Dr. Boozman's Check-up
Apr 25 2014
The world recognizes April 25th of each year as World Malaria Day. As a member of the
Senate Caucus on Malaria and Neglected Tropical Diseases and founder and former co-chairman of the Congressional Caucus on Malaria and Neglected Tropical Diseases, I support providing the tools and resources necessary to people around the globe in order to combat this infectious disease.
Despite its eradication in the U.S. more than 50 years ago, malaria remains a leading cause of death worldwide. We’ve seen great progress in the effort to eliminate the disease across the globe thanks to the efforts of public and private organizations. World Health Organization (WHO) data shows mortality rates have fallen by 42 percent globally since 2000 and by 49 percent in the WHO African Region.

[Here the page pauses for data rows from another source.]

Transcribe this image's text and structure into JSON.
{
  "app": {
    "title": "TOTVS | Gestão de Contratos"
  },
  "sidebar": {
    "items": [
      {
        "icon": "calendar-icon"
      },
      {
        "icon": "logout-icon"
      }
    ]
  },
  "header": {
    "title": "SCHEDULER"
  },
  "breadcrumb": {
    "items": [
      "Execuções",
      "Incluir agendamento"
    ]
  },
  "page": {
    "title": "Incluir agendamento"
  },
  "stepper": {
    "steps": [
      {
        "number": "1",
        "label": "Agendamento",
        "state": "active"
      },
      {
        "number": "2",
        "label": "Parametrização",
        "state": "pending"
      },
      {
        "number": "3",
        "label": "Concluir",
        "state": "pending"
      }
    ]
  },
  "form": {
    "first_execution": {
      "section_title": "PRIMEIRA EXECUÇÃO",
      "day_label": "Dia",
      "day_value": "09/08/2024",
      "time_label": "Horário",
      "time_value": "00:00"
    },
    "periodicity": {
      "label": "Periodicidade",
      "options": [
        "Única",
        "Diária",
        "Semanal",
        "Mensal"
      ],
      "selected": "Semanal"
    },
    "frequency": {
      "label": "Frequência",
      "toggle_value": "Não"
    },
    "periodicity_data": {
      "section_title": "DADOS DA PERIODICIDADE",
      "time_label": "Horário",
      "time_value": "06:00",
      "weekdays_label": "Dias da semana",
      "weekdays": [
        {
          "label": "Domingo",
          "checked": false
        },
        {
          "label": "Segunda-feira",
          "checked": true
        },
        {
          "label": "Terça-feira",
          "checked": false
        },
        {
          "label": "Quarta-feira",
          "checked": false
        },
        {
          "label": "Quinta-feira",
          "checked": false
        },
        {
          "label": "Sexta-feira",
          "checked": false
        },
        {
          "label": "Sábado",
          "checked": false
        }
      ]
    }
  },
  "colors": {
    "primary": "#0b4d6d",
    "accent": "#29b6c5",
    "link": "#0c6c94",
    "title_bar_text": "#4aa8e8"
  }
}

WHO estimates that in 2012, malaria resulted in 627,000 deaths, mostly among African children. Having had the opportunity to travel to Africa, I have seen firsthand the devastation malaria causes the young and the poor. The good news is that this disease is preventable, treatable and curable, but it will take the combined efforts of the U.S., the international community, NGO’s, and the private sector to put an end to this tragedy, and I’m committed to continuing to work to make that happen.
We need to sustain the successful efforts that are helping save lives. Spraying homes with insecticides in targeted areas and providing families insecticide-treated bed nets to sleep under are methods to prevent the spread of malaria. There are also medicines that treat malaria and work continues on a malaria vaccine.
The President’s Malaria Initiative (PMI) is actively working to rid the world of malaria. The group released its Eighth Annual Report to Congress and it shows significant progress has been made thanks to the investments made by our country. The U.S. can and should be very proud of our efforts to end malaria deaths.